He pauses for quite some time. “No, I don’t think I do. Not profound doubt. Profound doubt about whether she was going to get through, not because she was wrong, but were the odds stacked against her too much? I think you can say, certainly in the early days of the government, on the economy, I think she probably felt that—I think she had some moments of doubt. Certainly on the Falklands conflict, when she took on the extraordinary task of sending out the expeditionary force 8,000 miles—”
“Doubt, or anxiety?”
“Well, doubt, too, I think. Yeah, anxiety, certainly, she got very nervous before big speeches, terrible business trying to keep her sedated, as it were, before she went on stage. She was always convinced at the last moment that she had the wrong text, or it wasn’t going to work, or whatever, but that was just a way of pumping up the adrenaline. Lots of fine opera singers, or whatever, suffer the same phenomenon.”
A diva, again. The image comes up over and over. So do the others.
Powell’s secretary knocks on the door. Our time is up. I fit in one more question. “Why does she matter?”
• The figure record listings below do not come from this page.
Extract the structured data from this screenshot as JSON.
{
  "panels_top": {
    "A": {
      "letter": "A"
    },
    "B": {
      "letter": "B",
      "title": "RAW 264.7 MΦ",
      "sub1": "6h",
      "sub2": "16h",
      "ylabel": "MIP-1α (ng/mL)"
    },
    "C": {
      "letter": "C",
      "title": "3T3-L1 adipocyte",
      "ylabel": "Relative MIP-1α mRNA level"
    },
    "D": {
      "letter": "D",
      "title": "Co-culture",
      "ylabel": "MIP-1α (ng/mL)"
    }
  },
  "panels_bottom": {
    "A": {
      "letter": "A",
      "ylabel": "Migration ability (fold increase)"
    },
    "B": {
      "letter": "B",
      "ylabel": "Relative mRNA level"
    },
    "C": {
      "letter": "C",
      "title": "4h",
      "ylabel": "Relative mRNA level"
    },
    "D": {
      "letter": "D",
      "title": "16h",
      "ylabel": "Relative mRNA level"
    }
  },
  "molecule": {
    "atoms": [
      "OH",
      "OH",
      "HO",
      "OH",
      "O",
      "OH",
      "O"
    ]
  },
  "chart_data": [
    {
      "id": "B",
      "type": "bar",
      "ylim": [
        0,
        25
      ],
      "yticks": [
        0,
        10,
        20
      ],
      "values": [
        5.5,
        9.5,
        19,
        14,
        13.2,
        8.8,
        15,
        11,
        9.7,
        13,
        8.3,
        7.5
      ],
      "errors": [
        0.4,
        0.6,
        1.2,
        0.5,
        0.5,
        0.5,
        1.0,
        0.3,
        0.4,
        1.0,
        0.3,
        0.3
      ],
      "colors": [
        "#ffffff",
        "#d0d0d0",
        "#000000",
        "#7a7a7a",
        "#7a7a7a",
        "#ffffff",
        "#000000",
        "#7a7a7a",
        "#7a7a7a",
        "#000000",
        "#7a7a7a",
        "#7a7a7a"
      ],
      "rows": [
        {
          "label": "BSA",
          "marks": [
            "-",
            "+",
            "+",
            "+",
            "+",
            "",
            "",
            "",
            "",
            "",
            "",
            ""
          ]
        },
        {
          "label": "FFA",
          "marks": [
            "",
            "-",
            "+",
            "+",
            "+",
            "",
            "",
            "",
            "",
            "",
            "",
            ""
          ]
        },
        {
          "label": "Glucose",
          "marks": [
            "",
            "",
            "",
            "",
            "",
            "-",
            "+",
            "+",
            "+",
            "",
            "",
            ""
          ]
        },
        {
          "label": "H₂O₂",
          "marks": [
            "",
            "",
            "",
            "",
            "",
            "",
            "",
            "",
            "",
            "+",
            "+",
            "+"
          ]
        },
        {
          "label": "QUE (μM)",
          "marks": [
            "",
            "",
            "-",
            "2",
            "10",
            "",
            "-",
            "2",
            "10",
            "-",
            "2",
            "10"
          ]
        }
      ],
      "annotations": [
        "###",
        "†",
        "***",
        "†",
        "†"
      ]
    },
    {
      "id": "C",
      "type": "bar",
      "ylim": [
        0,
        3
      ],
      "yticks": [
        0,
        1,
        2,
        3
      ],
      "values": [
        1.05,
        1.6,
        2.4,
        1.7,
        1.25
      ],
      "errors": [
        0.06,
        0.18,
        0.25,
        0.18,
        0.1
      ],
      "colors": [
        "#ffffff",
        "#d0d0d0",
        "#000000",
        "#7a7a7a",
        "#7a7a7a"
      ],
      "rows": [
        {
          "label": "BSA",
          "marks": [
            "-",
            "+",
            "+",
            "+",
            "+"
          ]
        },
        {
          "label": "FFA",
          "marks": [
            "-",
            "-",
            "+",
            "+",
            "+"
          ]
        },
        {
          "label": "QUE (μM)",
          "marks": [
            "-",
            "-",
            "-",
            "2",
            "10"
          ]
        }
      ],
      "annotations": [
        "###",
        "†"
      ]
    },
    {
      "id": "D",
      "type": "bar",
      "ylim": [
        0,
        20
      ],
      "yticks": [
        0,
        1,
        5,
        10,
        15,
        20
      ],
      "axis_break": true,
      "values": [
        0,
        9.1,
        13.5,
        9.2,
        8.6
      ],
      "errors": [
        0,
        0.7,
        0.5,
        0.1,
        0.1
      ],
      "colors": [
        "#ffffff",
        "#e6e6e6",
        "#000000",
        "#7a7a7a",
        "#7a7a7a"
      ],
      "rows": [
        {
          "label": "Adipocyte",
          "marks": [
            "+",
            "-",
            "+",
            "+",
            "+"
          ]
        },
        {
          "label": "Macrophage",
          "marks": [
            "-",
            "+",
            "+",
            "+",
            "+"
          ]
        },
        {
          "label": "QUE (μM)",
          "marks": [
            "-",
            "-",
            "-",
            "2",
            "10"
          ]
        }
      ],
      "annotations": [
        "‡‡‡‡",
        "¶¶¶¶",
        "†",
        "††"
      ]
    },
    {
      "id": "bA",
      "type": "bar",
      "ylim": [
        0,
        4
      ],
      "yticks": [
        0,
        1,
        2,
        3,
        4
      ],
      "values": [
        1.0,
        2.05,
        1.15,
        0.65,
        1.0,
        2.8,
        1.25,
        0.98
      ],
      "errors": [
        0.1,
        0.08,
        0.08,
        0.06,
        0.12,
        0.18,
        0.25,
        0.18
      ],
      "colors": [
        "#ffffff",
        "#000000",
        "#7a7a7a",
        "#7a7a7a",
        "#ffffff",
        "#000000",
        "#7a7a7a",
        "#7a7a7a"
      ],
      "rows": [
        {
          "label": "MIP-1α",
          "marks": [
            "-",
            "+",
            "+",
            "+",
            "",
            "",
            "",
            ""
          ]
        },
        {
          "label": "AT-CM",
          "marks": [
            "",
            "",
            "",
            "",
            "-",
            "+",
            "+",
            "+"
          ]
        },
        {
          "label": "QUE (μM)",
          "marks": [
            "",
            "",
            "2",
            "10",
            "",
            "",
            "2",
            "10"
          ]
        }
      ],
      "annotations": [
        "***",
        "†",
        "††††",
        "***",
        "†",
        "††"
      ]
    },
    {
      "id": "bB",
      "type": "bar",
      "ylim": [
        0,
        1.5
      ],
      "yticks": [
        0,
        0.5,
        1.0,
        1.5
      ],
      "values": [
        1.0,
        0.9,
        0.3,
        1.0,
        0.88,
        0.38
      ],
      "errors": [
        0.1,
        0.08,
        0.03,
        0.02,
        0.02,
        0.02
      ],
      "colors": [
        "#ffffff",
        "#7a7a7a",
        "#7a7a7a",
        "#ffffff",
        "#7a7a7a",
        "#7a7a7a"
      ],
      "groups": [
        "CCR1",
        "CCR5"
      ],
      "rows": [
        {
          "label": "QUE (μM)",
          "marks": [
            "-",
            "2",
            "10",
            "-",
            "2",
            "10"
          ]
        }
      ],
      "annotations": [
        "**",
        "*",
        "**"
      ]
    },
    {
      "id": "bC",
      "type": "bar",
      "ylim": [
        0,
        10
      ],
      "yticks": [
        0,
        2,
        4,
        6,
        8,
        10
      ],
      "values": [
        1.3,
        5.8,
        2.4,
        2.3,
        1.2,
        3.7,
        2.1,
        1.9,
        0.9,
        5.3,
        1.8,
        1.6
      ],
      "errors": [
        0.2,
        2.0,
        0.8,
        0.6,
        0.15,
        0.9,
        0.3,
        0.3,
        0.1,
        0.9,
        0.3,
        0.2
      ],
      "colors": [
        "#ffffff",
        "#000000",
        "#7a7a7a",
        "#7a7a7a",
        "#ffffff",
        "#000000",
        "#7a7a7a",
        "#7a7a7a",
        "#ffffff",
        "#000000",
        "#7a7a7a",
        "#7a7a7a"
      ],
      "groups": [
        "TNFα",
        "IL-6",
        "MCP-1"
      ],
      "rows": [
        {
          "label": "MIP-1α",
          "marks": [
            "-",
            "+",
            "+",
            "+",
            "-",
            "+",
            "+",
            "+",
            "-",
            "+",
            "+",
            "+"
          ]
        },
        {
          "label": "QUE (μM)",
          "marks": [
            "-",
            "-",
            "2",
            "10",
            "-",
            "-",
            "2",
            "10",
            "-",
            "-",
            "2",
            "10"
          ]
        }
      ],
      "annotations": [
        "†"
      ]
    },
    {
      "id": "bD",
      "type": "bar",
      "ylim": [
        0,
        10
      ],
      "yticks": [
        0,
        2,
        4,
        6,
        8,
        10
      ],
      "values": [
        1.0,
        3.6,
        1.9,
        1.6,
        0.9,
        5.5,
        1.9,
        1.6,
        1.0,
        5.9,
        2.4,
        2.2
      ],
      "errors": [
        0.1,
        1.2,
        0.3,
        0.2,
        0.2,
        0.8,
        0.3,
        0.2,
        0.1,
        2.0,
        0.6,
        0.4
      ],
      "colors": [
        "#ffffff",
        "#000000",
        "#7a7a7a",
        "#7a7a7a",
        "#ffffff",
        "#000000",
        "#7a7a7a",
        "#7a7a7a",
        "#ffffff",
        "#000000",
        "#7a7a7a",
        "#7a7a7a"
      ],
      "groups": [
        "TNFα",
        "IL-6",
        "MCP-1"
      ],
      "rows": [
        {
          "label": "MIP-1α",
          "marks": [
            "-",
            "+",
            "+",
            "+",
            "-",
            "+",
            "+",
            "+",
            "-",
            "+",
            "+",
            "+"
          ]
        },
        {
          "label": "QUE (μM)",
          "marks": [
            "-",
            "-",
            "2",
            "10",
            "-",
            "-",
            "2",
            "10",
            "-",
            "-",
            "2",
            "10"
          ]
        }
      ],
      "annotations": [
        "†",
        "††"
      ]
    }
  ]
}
“I think,” he says, “the overall message would be that you can change a country—a lot of people think you can’t; you can run a country, you can administer it, but don’t be silly, governments come and go, life goes on, you can’t change it. Now, you have Mr. Sarkozy saying he can change France—and it will be very interesting to see if he does—but she shows that it can be done. I think that’s a very important lesson. And from the point of view of the rest of the world, well, I think she did a better job than anyone of exposing socialism and really destroying it. I mean, there’s no socialism left in this country and there’s not much left in Europe. No one believes in socialism anymore.”